TVA Rural Studies

Telecommunications Technology and American Rural Development in the 21st Century

Edward J. Malecki
Department of Geography
University of Florida
Gainesville, FL 32611-7315
July 1996

4. Telecommunications as a Factor of Production

Let us examine briefly how telecommunications makes places different. This is most easily done in the context of business firms and their efforts to operate, or have a presence, in all feasible and profitable locations. Although telecommunications as a factor in location is a relatively new concept, transportation costs have been central to the analysis of the location of economic activity for a long time. Overcoming distance for the movement of goods has led to a simple (weight times distance) calculation of total transportation costs. "Transporting" ideas via telecommunications is more difficult to consider in this way. For instance, it is easy to distinguish a train from its load by allocating the first to transportation and the second to industry, but it often is difficult to separate a message or piece of information from the software and hardware that processes it (Kellerman 1984: 229). Thus, telecommunications is interdependent with the other (computer- and electronic-based) technologies which comprise telematics.
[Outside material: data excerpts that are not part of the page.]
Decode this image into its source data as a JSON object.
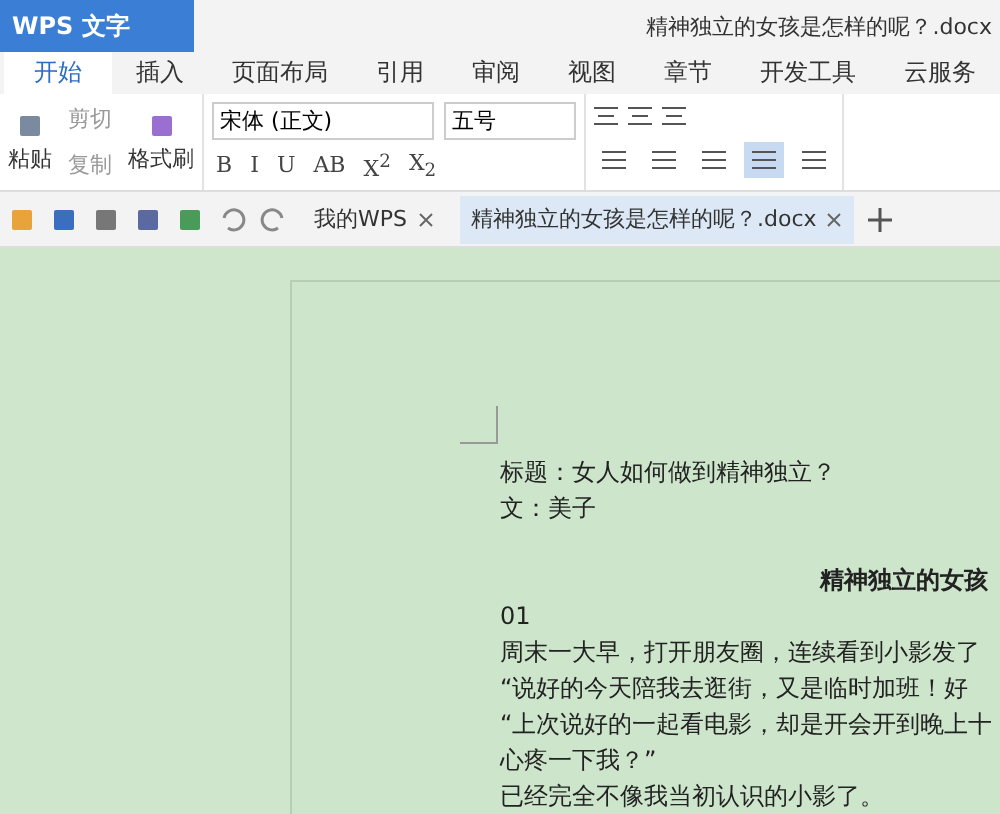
{
  "title_bar": {
    "app_name": "WPS 文字",
    "document_title": "精神独立的女孩是怎样的呢？.docx"
  },
  "menu_tabs": [
    {
      "label": "开始",
      "selected": true
    },
    {
      "label": "插入",
      "selected": false
    },
    {
      "label": "页面布局",
      "selected": false
    },
    {
      "label": "引用",
      "selected": false
    },
    {
      "label": "审阅",
      "selected": false
    },
    {
      "label": "视图",
      "selected": false
    },
    {
      "label": "章节",
      "selected": false
    },
    {
      "label": "开发工具",
      "selected": false
    },
    {
      "label": "云服务",
      "selected": false
    }
  ],
  "clipboard": {
    "paste": "粘贴",
    "cut": "剪切",
    "copy": "复制",
    "format_painter": "格式刷"
  },
  "font": {
    "family": "宋体 (正文)",
    "size": "五号",
    "styles": [
      "B",
      "I",
      "U",
      "AB",
      "X$^{2}$",
      "X$_{2}$"
    ]
  },
  "alignment": [
    {
      "selected": false
    },
    {
      "selected": false
    },
    {
      "selected": false
    },
    {
      "selected": true
    },
    {
      "selected": false
    }
  ],
  "doc_tabs": [
    {
      "label": "我的WPS",
      "selected": false
    },
    {
      "label": "精神独立的女孩是怎样的呢？.docx",
      "selected": true
    }
  ],
  "document": {
    "lines": [
      {
        "kind": "plain",
        "text": "标题：女人如何做到精神独立？"
      },
      {
        "kind": "plain",
        "text": "文：美子"
      },
      {
        "kind": "heading",
        "text": "精神独立的女孩"
      },
      {
        "kind": "plain",
        "text": "01"
      },
      {
        "kind": "plain",
        "text": "周末一大早，打开朋友圈，连续看到小影发了"
      },
      {
        "kind": "plain",
        "text": "“说好的今天陪我去逛街，又是临时加班！好"
      },
      {
        "kind": "plain",
        "text": "“上次说好的一起看电影，却是开会开到晚上十"
      },
      {
        "kind": "plain",
        "text": "心疼一下我？”"
      },
      {
        "kind": "plain",
        "text": "已经完全不像我当初认识的小影了。"
      }
    ]
  }
}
If distance has been destroyed by telematics, the new technologies have made a "space of flows" more important (Castells 1989). In particular, the creation of networks means that anyone can be a node in the network, but what begins to matter most is to whom one has connections. This means that old-fashioned connections have begun to matter more, now that anyone can be linked to everywhere, in order to make sense of the complexity. For people in local places, it is important perhaps crucial to have links to the global networks of large firms where information, commerce, and decisions are centered. Links to global networks no longer require proximity, but they do require having links and using them to obtain and exchange information. The "links" are those of individuals' personal networks and the business networks of highly competitive firms with their suppliers, customers, and other sources of knowledge. The cost of being unconnected or remote is a higher cost of operation, usually in the form of a time penalty, rather than as a penalty. Time is often the most important variable for a person or firm to control. Local nodes (places) need know-how and skills, an adaptive socio-cultural and institutional infrastructure, and entrepreneurial traditions (Amin and Thrift 1992).

The front-line and cutting edge places are big cities. Everywhere else must rely on their connections to big cities and their capabilities in other factors, especially labor skills. Gillespie and Williams (1988) provide a useful perspective on the spatial impact of telecommunications:

Although the effect of telecommunications has the potential to collapse distance rather than just to shrink it, the effect is not uniform either between different combinations of regions or between different organisations occupying the same region. . . [T]he key to understanding the significance of telecommunications is to see it within a computer network context. The computer network innovations which are redefining the basis of competitive advantage cannot be divorced from the organisations within which they are embedded. . . Although computer networks may, or may not, incorporate parts of the public telecommunications infrastructure, each computer network is essentially private and proprietary (Gillespie and Williams 1988: 1317).

Are there technologies for the unconnected? Rural and peripheral areas face special challenges, to which the paper returns after discussing the imperatives of business location.